Select SHS based on strength, GES advises BECE candidates

The Chairman of the Ghana Education Service (GES), Mr Michael Nsowah, has advised this year’s Basic Education Certificate Examination (BECE) candidates to be very careful in their selection of senior high schools (SHSs) and technical institutes (TIs) since the service will not allow any change of schools this year.

According to him, the selection of SHSs and TIs should be based on a candidate’s strength. Candidates must, therefore, ensure that they did the right selection of schools to avoid disappointment.

He explained for instance that if a candidate knew he/she was not good academically, there was no need for such a person to choose “big” schools.

That, he said, was because the candidate would not be able to compete with candidates with better grades.

“We want to ensure a smooth placement this year and we have put the necessary measures in place to realise this objective.

Stakeholders - candidates, their parents and teachers - must work together to make the right choices,” Mr Nsowah said in an interview with the Junior Graphic in Accra.

He said to ensure a smooth exercise, the GES had sensitised teachers, parents and candidates of public and private basic schools in the country on how to go about the selection of schools to avoid making mistakes when choosing.

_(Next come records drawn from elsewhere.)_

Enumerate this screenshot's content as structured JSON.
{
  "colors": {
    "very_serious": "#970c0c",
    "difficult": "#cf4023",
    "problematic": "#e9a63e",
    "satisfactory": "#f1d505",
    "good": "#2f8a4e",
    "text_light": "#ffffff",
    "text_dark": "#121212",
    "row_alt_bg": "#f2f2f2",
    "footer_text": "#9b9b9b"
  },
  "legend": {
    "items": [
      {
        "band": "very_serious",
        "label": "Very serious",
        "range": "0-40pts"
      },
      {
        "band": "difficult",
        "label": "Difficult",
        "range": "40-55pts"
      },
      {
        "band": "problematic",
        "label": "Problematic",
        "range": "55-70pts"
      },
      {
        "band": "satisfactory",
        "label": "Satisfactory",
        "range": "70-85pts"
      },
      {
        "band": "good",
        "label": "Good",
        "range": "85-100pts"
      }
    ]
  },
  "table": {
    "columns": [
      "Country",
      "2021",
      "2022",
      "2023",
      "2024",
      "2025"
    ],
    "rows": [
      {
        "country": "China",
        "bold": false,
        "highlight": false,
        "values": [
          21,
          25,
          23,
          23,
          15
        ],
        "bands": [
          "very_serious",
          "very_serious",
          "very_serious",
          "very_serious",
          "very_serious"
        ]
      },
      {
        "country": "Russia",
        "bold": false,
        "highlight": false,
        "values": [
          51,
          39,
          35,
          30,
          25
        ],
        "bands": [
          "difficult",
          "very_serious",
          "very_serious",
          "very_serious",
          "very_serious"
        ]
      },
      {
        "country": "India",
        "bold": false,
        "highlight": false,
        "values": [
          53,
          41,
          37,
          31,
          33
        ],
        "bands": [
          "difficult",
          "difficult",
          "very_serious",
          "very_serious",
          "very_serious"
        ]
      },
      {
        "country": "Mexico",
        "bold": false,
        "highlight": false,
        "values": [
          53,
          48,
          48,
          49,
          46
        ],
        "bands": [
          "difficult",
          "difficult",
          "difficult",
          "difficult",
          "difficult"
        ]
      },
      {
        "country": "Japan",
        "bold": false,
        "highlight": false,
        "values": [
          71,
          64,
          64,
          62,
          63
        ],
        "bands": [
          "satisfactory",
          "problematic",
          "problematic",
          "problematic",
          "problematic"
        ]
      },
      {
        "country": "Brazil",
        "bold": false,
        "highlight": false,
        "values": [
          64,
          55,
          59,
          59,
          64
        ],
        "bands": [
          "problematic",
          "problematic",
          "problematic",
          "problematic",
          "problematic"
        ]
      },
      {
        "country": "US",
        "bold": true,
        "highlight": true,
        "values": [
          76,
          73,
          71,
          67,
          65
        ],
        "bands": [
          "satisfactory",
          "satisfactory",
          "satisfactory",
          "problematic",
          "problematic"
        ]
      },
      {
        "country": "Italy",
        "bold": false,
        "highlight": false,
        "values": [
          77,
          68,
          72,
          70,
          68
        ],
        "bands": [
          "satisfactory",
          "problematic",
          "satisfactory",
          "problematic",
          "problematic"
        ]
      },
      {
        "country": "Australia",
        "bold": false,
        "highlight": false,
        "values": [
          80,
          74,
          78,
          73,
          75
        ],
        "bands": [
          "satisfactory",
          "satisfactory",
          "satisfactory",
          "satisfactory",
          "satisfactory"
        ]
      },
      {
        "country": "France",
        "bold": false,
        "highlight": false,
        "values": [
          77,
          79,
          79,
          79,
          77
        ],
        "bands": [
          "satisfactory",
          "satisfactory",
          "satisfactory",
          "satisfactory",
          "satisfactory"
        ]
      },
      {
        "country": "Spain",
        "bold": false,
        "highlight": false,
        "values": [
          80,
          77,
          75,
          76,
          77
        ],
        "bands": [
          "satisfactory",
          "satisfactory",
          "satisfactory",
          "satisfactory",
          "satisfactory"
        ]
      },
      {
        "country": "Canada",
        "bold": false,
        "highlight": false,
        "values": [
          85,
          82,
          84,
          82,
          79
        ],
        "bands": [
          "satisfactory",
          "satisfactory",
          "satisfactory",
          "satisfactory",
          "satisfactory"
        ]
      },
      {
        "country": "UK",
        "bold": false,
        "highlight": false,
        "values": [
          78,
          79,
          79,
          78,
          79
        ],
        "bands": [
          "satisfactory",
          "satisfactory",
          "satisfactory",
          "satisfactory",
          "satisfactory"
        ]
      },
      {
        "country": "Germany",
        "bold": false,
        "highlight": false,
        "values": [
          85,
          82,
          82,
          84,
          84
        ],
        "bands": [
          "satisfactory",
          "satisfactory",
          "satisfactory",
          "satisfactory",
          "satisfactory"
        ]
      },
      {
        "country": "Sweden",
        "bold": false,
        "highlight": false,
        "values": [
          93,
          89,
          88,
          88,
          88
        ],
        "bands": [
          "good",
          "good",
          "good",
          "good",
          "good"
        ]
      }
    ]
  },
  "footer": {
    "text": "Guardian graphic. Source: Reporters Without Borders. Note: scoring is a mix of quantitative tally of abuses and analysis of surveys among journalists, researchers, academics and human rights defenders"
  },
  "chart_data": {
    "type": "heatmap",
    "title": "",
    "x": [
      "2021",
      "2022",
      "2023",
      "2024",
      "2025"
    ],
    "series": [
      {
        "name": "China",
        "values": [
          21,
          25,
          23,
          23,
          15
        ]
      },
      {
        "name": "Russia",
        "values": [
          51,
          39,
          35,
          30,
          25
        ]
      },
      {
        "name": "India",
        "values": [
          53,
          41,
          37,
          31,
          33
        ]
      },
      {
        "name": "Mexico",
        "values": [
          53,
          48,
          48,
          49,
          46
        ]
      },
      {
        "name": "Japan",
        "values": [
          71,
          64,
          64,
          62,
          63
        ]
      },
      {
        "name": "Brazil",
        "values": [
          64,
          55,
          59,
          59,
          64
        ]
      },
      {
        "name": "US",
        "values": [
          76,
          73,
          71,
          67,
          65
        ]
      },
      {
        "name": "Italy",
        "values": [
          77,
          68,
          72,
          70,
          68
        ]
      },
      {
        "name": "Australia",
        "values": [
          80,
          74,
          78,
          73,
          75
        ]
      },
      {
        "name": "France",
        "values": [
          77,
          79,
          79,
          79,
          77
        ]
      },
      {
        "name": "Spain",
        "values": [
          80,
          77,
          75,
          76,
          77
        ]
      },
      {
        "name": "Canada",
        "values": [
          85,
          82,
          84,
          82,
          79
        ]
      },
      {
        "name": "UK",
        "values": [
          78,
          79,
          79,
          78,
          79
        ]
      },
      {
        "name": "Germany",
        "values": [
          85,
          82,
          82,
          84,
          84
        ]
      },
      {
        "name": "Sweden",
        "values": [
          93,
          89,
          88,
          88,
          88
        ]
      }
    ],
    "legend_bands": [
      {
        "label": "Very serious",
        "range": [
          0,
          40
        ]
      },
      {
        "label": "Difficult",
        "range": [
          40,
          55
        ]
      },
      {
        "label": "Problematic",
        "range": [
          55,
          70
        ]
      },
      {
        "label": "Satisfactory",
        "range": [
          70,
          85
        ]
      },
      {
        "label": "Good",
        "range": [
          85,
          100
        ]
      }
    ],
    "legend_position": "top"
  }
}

Mr Nsowah said candidates’ constant request for a change of school after placement on the Computerised School Selection and Placement System (CSSPS) had been a major problem.

“This creates problem for all of us because you cannot make a choice and later come back to change.

What you are telling us is that somebody who had selected the school you want to go to should be taken out for you to be placed there. This is not right,” he said.

The GES council chairman said candidates should also be careful about the selection codes for schools since the wrong selection of a code might result in a candidate being placed in a school they did not intend to select.

He said for instance, there were many Presbyterian SHSs (PRESECs) across the country, and so one needed to be meticulous when selecting the code for a PRESEC they wanted to attend so that they would not be placed in the wrong PRESEC.

He mentioned some of the schools as PRESEC Legon; PRESEC Teshie; PRESEC La and PRESEC Osu.

“If you make a wrong choice and you come for a change it will be rejected,” he emphasised.

Mr Nsowah appealed to parents to be involved in the selection of schools for their children and not leave the selection to teachers and head teachers alone only to come after the placement to complain that their children did not choose the schools they had been placed in.